El viaje sin rumbo de Carolina Goic

Por René Marchito.

Dos cosas están quedando medianamente claras en este período de precampaña presidencial: que la Democracia Cristiana navega en un barco sin rumbo, al mando de su candidata, la senadora Carolina Goic; y que la Nueva Mayoría luchará hasta el final por captar el apoyo y la presencia de los adherentes falangistas.

Este escenario ha quedado en evidencia durante las últimas semanas, gracias a una serie de factores, entre ellos –y por cierto, el más rimbombante– los resultados de las diferentes encuestas de preferencias políticas que sitúan a Goic en un estancado 1% del cual no ha podido despegar. El último sondeo, elaborado por Cadem y que se dio a conocer el pasado domingo, la ubica precisamente con ese porcentaje. A ello, se suma la renuncia de Pablo Badenier como jefe de campaña, lo que pone otro manto nebuloso sobre el futuro de su candidatura.

¿Se cae a pedazos la campaña de Carolina Goic? Sí y no. En realidad, más que caer a pedazos, lo que ocurre con la Democracia Cristiana es que se les está acabando la bencina para una carrera de largo aliento. La presidenta de la DC había asumido el desafío de lanzar esta candidatura con la promesa de reimpulsar el protagonismo que el partido tuvo en otros años, dejar un testimonio de que son una colectividad “de centro”, recuperar los equilibrios y competir, tal como ella misma lo definió.

El problema es que Goic nunca dimensionó los costos que podría traerle a la DC esta decisión. Porque convengamos que el hecho de ir directamente a primera vuelta era una especie de lección, una notificación, un golpe a la Nueva Mayoría por haberla relegado a un alarmante segundo plano en la ejecución de las reformas del Gobierno. En esa oportunidad, un amplio espectro de adherentes apoyaron su candidatura, viendo en ella la imagen de una líder innata que por fin intentaba reivindicar la obra histórica de la Democracia Cristiana, ubicándola en el sitial que se merece. Pero lo cierto es que ahora Goic se va quedando sola en una candidatura que empieza a tomar ribetes de “testimonial”. La gran amenaza para ella, desde mi punto de vista, es sin duda que aparezca el fantasma del bochorno en todo el sentido de la palabra. Al menos Claudio Orrego se ahorró ese paso, decidiendo ir a primarias de la Nueva Mayoría y su negociación rindió frutos al conseguir la Intendencia de la Región Metropolitana. ¿Premio de consuelo? A Goic, al parecer no le interesa.
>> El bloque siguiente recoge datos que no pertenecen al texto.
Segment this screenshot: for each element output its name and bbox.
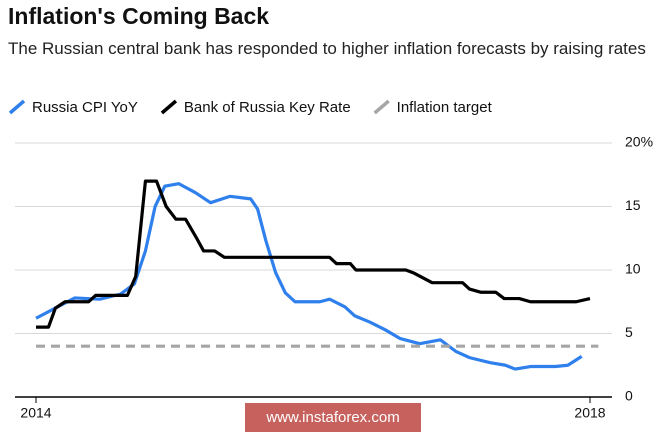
chart-title: Inflation's Coming Back — [8, 3, 269, 29]
legend-swatch — [373, 99, 390, 115]
watermark-box — [245, 403, 421, 432]
subtitle-box: The Russian central bank has responded t… — [8, 39, 646, 58]
legend-swatch — [8, 99, 26, 115]
plot: 0 5 10 15 20% 2014 2018 — [15, 134, 653, 421]
legend-label: Inflation target — [397, 99, 493, 116]
y-tick-label: 15 — [625, 197, 641, 213]
x-tick-label: 2014 — [20, 405, 51, 421]
legend-swatch — [160, 99, 178, 115]
x-tick-label: 2018 — [574, 405, 605, 421]
y-tick-label: 5 — [625, 324, 633, 340]
legend: Russia CPI YoY Bank of Russia Key Rate Inf… — [8, 99, 493, 116]
watermark: www.instaforex.com — [265, 409, 399, 426]
series-line — [35, 182, 583, 371]
series-line — [36, 179, 591, 329]
y-tick-label: 20% — [625, 134, 653, 150]
chart-subtitle: The Russian central bank has responded t… — [8, 39, 646, 58]
legend-label: Russia CPI YoY — [32, 99, 138, 116]
y-tick-label: 10 — [625, 261, 641, 277]
legend-label: Bank of Russia Key Rate — [184, 99, 351, 116]
y-tick-label: 0 — [625, 388, 633, 404]
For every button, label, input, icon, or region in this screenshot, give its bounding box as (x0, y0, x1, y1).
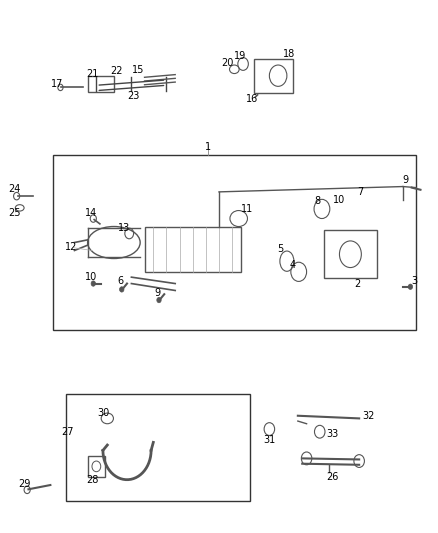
Bar (88, 76, 114, 92)
Text: 29: 29 (18, 479, 30, 489)
Text: 28: 28 (86, 475, 98, 484)
Text: 20: 20 (222, 58, 234, 68)
Text: 9: 9 (155, 288, 161, 298)
Text: 17: 17 (51, 79, 63, 89)
Bar (66, 394, 250, 501)
Text: 33: 33 (327, 430, 339, 439)
Text: 31: 31 (263, 435, 276, 445)
Text: 25: 25 (9, 208, 21, 218)
Bar (145, 227, 241, 272)
Bar (324, 230, 377, 278)
Circle shape (157, 297, 161, 303)
Circle shape (120, 287, 124, 292)
Text: 5: 5 (277, 245, 283, 254)
Text: 15: 15 (132, 66, 144, 75)
Text: 2: 2 (354, 279, 360, 289)
Bar (254, 59, 293, 93)
Text: 16: 16 (246, 94, 258, 103)
Text: 18: 18 (283, 50, 295, 59)
Text: 21: 21 (86, 69, 98, 78)
Text: 10: 10 (85, 272, 97, 282)
Text: 4: 4 (290, 261, 296, 270)
Text: 9: 9 (402, 175, 408, 185)
Text: 22: 22 (110, 67, 122, 76)
Text: 26: 26 (327, 472, 339, 482)
Text: 3: 3 (412, 277, 418, 286)
Text: 24: 24 (9, 184, 21, 194)
Text: 6: 6 (118, 277, 124, 286)
Bar (88, 456, 105, 477)
Text: 30: 30 (97, 408, 110, 418)
Bar (53, 155, 416, 330)
Text: 8: 8 (314, 197, 320, 206)
Text: 13: 13 (118, 223, 130, 233)
Text: 27: 27 (62, 427, 74, 437)
Circle shape (91, 281, 95, 286)
Text: 7: 7 (357, 187, 363, 197)
Text: 1: 1 (205, 142, 211, 151)
Text: 14: 14 (85, 208, 97, 217)
Text: 32: 32 (363, 411, 375, 421)
Text: 11: 11 (241, 205, 254, 214)
Text: 19: 19 (234, 51, 246, 61)
Text: 10: 10 (333, 195, 346, 205)
Text: 12: 12 (65, 243, 78, 252)
Text: 23: 23 (127, 91, 140, 101)
Circle shape (408, 284, 413, 289)
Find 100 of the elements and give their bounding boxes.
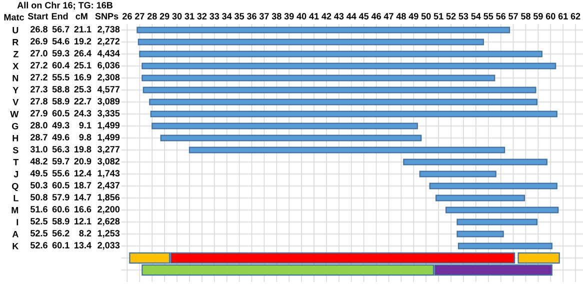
text: 1,743	[98, 170, 120, 178]
y-tick-label: M	[12, 207, 18, 214]
text: 18.7	[74, 182, 92, 188]
text: 26.8	[30, 26, 48, 32]
x-tick-label: 55	[484, 13, 494, 20]
bar	[139, 50, 542, 58]
text: 26.4	[74, 50, 92, 56]
chart-title: All on Chr 16; TG: 16B	[17, 2, 112, 10]
text: 3,089	[98, 98, 120, 106]
y-tick-label: I	[16, 219, 18, 226]
text: 1,253	[98, 230, 120, 238]
text: 55.5	[52, 74, 70, 80]
text: 27.2	[30, 74, 48, 80]
text: 26.9	[30, 38, 48, 44]
text: 19.8	[74, 146, 92, 152]
bar	[445, 206, 559, 214]
x-tick-label: 51	[434, 13, 444, 20]
x-tick-label: 60	[546, 13, 556, 20]
x-tick-label: cM	[76, 13, 88, 20]
y-tick-label: T	[13, 159, 19, 166]
x-tick-label: 47	[384, 13, 394, 20]
text: 25.1	[74, 62, 92, 68]
text: 58.8	[52, 86, 70, 92]
y-tick-label: Z	[13, 51, 18, 58]
y-axis-title: Matc	[4, 14, 24, 20]
x-tick-label: 48	[396, 13, 406, 20]
bar	[403, 158, 548, 166]
text: 2,628	[98, 218, 120, 226]
x-tick-label: 59	[533, 13, 543, 20]
text: 4,434	[97, 50, 120, 58]
text: 27.9	[30, 110, 48, 116]
x-tick-label: 35	[234, 13, 244, 20]
bar	[149, 98, 538, 106]
text: 49.5	[30, 170, 48, 176]
y-tick-label: W	[10, 111, 19, 118]
x-tick-label: 39	[284, 13, 294, 20]
text: 6,036	[98, 62, 120, 70]
text: 12.1	[74, 218, 92, 224]
x-tick-label: SNPs	[95, 13, 118, 20]
bar	[136, 26, 510, 34]
x-tick-label: 61	[558, 13, 568, 20]
text: 20.9	[74, 158, 92, 164]
x-tick-label: 54	[471, 13, 481, 20]
text: 16.9	[74, 74, 92, 80]
text: 14.7	[74, 194, 92, 200]
x-tick-label: 45	[358, 13, 369, 20]
text: 19.2	[74, 38, 92, 44]
text: 52.5	[30, 230, 48, 236]
x-tick-label: 42	[322, 13, 332, 20]
y-tick-label: X	[12, 63, 19, 70]
y-tick-label: S	[12, 146, 18, 154]
text: 25.3	[74, 86, 92, 92]
text: 22.7	[74, 98, 92, 104]
text: 2,200	[98, 206, 120, 214]
x-tick-label: 29	[160, 13, 170, 20]
text: 31.0	[30, 146, 48, 152]
x-tick-label: 53	[458, 13, 468, 20]
y-tick-label: N	[12, 75, 18, 82]
text: 56.7	[52, 26, 70, 32]
x-tick-label: 62	[570, 13, 580, 20]
text: 52.6	[30, 242, 48, 248]
y-tick-label: G	[12, 122, 18, 130]
y-tick-label: V	[12, 99, 19, 106]
text: 60.1	[52, 242, 70, 248]
bar	[150, 110, 558, 118]
text: 51.6	[30, 206, 48, 212]
text: 60.5	[52, 182, 70, 188]
bar	[160, 134, 422, 142]
text: 49.3	[52, 122, 70, 128]
text: 50.3	[30, 182, 48, 188]
text: 27.2	[30, 62, 48, 68]
text: 9.8	[79, 134, 92, 140]
y-tick-label: Y	[12, 87, 19, 94]
y-tick-label: J	[14, 171, 18, 178]
x-tick-label: 30	[172, 13, 182, 20]
x-tick-label: 40	[296, 13, 306, 20]
text: 60.5	[52, 110, 70, 116]
bar	[456, 218, 538, 226]
y-tick-label: L	[14, 195, 18, 202]
text: 27.3	[30, 86, 48, 92]
bar	[138, 38, 484, 46]
x-tick-label: 27	[134, 13, 144, 20]
text: 58.9	[52, 218, 70, 224]
bar	[429, 182, 558, 190]
text: 24.3	[74, 110, 92, 116]
text: 48.2	[30, 158, 48, 164]
text: 3,082	[98, 158, 120, 166]
x-tick-label: 34	[222, 13, 232, 20]
x-tick-label: 32	[197, 13, 207, 20]
y-tick-label: Q	[12, 182, 18, 192]
x-tick-label: 52	[446, 13, 456, 20]
x-tick-label: 43	[334, 13, 344, 20]
text: 12.4	[74, 170, 92, 176]
bar	[188, 146, 506, 154]
text: 60.4	[52, 62, 70, 68]
x-tick-label: 50	[421, 13, 431, 20]
text: 21.1	[74, 26, 92, 32]
x-tick-label: 38	[272, 13, 282, 20]
x-tick-label: 46	[371, 13, 381, 20]
text: 60.6	[52, 206, 70, 212]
Ahora comienzan a quedar en evidencia los primeros síntomas de que la candidatura de la senadora Goic no es más que un barco sin rumbo, que más temprano que tarde, deberá adoptar la hoja de ruta que ha tomado la Nueva Mayoría con su candidato “independiente”, Alejandro Guillier.

La decisión de la parlamentaria de competir directamente en primera vuelta, sin duda fue un duro golpe para la Nueva Mayoría. Un golpe que aún genera secuelas. Pero ojo, que desde el conjunto político siguen insistiendo en el llamado a que Goic retome su decisión. Hoy más que nunca la idea empieza a instalarse en los diferentes dirigentes. No es gratuito que Guillier, en la presentación de los ejes programáticos en el Teatro Caupolicán el domingo pasado, haya aludido al “Caupolicanazo”. Ahí también dijo que su eventual Gobierno será continuador de las reformas del actual Gobierno y que “para terminar la Dictadura se recurrió a los acuerdos históricos”. No hay que leer entre líneas para asumir que la Nueva Mayoría está buscando desesperadamente la adhesión de la Democracia Cristiana para que expliciten su apoyo a Guillier. Puede que ahí esté la astucia de la actual presidenta de la DC de negociar su entrada. No es fácil, tomando en cuenta la experiencia de las discusiones que hubo en torno a las reformas actuales que fueron puestas en ejecución.

Pero Goic cerró la puerta de inmediato durante una entrevista en radio Cooperativa, otorgada la mañana de este lunes, donde habló de un izquierdización por parte de Guillier, lo que nuevamente elevó la temperatura entre ambos políticos. Así están las cosas. Carolina Goic renegará hasta el día después de las elecciones, cuando deba decidir si apoyar o no a Alejandro Guillier, el más probable candidato que pasaría a segunda vuelta junto con Sebastián Piñera.